ABUJA, Nigeria (AP) — Dozens of women and young girls have been unlawfully detained and abused in Nigerian military detention facilities after escaping captivity by Boko Haram extremists in the country’s northeast, Amnesty International said in a new report on Monday.

Some of the women were detained with their children for years because of their real or perceived association with the extremists, the report said. It cited 126 interviews, mostly with survivors, over the 14 years since the Islamic extremists launched their insurgency.

The report echoes past human rights concerns about the Nigerian military, which in the past has been accused of extrajudicial killings and illegal arrests in one of the world’s longest conflicts.

The report, however, noted the practice of prolonged and unlawful detentions has been less widespread in recent years.

Nigeria’s army dismissed the report as “unsubstantiated” and reiterated that it has continued to improve on its human rights record and holds personnel to account.

The conflict has spilled over borders and killed at least 35,000 people and displaced over 2 million.
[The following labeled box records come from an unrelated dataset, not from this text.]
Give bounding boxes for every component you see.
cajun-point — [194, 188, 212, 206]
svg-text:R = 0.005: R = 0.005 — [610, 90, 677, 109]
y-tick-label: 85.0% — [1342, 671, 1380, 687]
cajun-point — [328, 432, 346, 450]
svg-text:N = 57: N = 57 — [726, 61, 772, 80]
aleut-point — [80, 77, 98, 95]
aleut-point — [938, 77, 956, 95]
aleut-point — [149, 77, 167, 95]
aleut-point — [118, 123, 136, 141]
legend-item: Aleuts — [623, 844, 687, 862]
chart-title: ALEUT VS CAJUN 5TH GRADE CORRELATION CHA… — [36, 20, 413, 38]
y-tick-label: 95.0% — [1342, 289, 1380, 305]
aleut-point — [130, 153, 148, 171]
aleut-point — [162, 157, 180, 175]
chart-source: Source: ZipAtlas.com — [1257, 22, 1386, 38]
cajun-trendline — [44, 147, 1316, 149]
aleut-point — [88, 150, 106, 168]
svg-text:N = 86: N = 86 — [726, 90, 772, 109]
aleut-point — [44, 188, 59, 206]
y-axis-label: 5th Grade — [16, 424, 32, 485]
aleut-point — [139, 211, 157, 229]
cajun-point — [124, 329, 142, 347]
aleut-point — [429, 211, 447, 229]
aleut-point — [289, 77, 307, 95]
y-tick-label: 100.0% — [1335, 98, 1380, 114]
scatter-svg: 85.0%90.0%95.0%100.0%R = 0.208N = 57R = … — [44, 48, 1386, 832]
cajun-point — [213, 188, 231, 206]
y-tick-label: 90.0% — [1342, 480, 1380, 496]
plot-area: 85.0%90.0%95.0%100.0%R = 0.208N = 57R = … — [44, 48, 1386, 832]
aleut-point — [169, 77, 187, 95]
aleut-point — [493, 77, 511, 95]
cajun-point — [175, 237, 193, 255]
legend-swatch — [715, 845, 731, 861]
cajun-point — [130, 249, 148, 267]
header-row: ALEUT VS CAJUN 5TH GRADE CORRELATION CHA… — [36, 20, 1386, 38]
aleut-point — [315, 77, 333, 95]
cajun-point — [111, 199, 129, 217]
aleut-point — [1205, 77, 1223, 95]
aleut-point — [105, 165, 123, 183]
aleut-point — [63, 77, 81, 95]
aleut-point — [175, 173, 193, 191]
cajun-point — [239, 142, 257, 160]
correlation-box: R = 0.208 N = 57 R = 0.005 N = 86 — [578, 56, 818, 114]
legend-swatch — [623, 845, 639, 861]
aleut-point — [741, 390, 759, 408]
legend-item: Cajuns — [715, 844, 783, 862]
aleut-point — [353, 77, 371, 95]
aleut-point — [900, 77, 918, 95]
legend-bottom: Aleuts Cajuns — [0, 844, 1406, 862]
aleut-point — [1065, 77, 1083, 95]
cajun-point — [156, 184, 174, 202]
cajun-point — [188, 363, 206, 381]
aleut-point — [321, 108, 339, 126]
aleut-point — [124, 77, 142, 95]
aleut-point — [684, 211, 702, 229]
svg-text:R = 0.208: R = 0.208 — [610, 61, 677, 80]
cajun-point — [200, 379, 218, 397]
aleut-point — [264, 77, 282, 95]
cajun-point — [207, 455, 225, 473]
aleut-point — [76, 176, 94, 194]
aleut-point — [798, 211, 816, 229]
Women and young girls are often forcefully married or sexually abused in captivity.

But the conditions some women found themselves in after fleeing captivity were so “horrible” that some chose to return to Boko Haram, Niki Frederiek, crisis researcher with Amnesty International, said of the detention camps located in military facilities in Borno state.

At least 31 survivors interviewed said they were held illegally in the facilities, the report said, suggesting the practice had been more widespread.

“Some said soldiers insulted them, calling them ‘Boko Haram wives’ and accusing them of being responsible for killings. Several described beatings or abysmal conditions in detention, which amount to torture or other ill treatment,” the report said.

“The Nigerian authorities must support these girls and young women as they fully reintegrate into society,” said Samira Daoud, Amnesty International’s regional director for West and Central Africa.